Minutos después, Aníbal cerraba sus puertas y Cartago bajaba las escaleras del palacio, rumbo al puerto para embarcar en el trirreme que le llevaría de vuelta a su casa. A un ambiente que no echaba de menos en lo absoluto.

Atravesaba la verja de hierro que delimitaba el jardín suntuoso cuando se encontró con Roma, esperando tras el muro, tan pancho y fresco como siempre. Cartago decidió no tomarlo en cuenta, no le hacía gracia que el romano quisiese dárselas de aliado y amigo ahora, después de todo. Puede que su Consejo quisiese algo como eso, pero él no podía soportarlo.
Roma protestó verbalmente que no le ignorara y de cuatro zancadas le igualó el paso. Cartago continuó con la ley del silencio.

—Oye, venga, vamos, no seas así —refunfuñaba cada dos por tres.
—¿Así cómo? —Cartago terminó por preguntarle, a la cuarta vez. Tenía mucha paciencia pero últimamente se irritaba muy fácil.
—Pues así, seco, hosco antes no eras así, menos conmigo.—Antes era antes, ahora es ahora, creo que entiendes bien eso, ¿no?

La conversación se estaba haciendo agria.

—¡¿Pero qué te pasa?! —Acabó por exclamar Roma, deteniéndose a medio camino— ¿Por qué no podemos ser amigos como antes? ¡¿Por qué?!

Desde el punto de vista de Roma, Cartago perfectamente podía seguir siendo amigo suyo, tal como lo habían sido en el pasado. Muchas cosas habían cambiado, era cierto, pero así eran las cosas. Unos estaban arriba y otros abajo. Y a veces eso cambiaba. Desde el punto de vista de Roma, todo estaba bien. Pero el de Cartago era bien diferente.

Conteniéndose también, algo adelantado a la posición de la otra nación, Cartago inhala fuerte y se gira, mirándole profundo pero sin resquemor no odio. Sólo profundo.

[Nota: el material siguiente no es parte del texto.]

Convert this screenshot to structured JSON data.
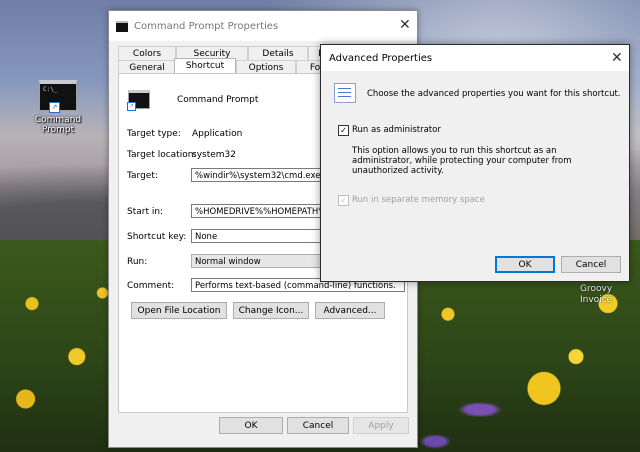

—¿Por qué, preguntas? —Las palabras, escogidas co precisión, resonaron como un eco furioso— Primero me traicionas, rompes tu fides, una en la que confiaba. Después tratas de humillarme convirtiéndome en un saco de dinero, costeándote una guerra que quisiste empezar tú, me arrebatas Sicilia… además de eso te aprovechas de una guerra que no te debía de importar y también me quitas Cerdeña y Córcega—cada acción era un golpe. Roma podía sentir el dolor y el odio aunque no pudiese verlo por ninguna parte— Cuando trato de devolverte todo lo que me impones, te metes en medio y me haces firmar un tratado partiendo a Iberia por la mitad, abandonas a Sagunto a propósito para usarlo de caso bélico, me declaras una guerra que tenías ya pensada desde hacía años. Casi matas a mi hija y me niegas verla después de haber perdido de nuevo tu guerra… ¿quieres que siga?

 —N-no, espera…

—Y por si fuera poco… le pones precio a la cabeza del único hombre que me ha servido como tenía que hacerlo sólo porque aún le temes… el único púnico al que he podido considerar como un hijo. Das por hecho que sigo siendo un peligro y por ello me despojas de capacidad para defenderme por mis propios medios porque me tienes miedo… miedo de que me recupere lo suficiente como para devolverte los golpes—los ojos de Cartago brillan ahora de furia, tenso—Me mangoneas como quieres, me utilizas y me desprecias con tus constantes negativas cuando te pido que detengas a Numidia…

Niega despacio con la cabeza. Roma se ha quedado sin aliento, casi no puede respirar. Se siente mal y no sabe por qué ni cómo.

—Piénsalo, Roma… ahí tienes bastantes porqués. 

Y mientras Cartago retoma su marcha, sin echar un último vistazo atrás, Roma se mantiene callado y quieto. No entiende cómo lo ha hecho pero lo cierto es que lo ha logrado.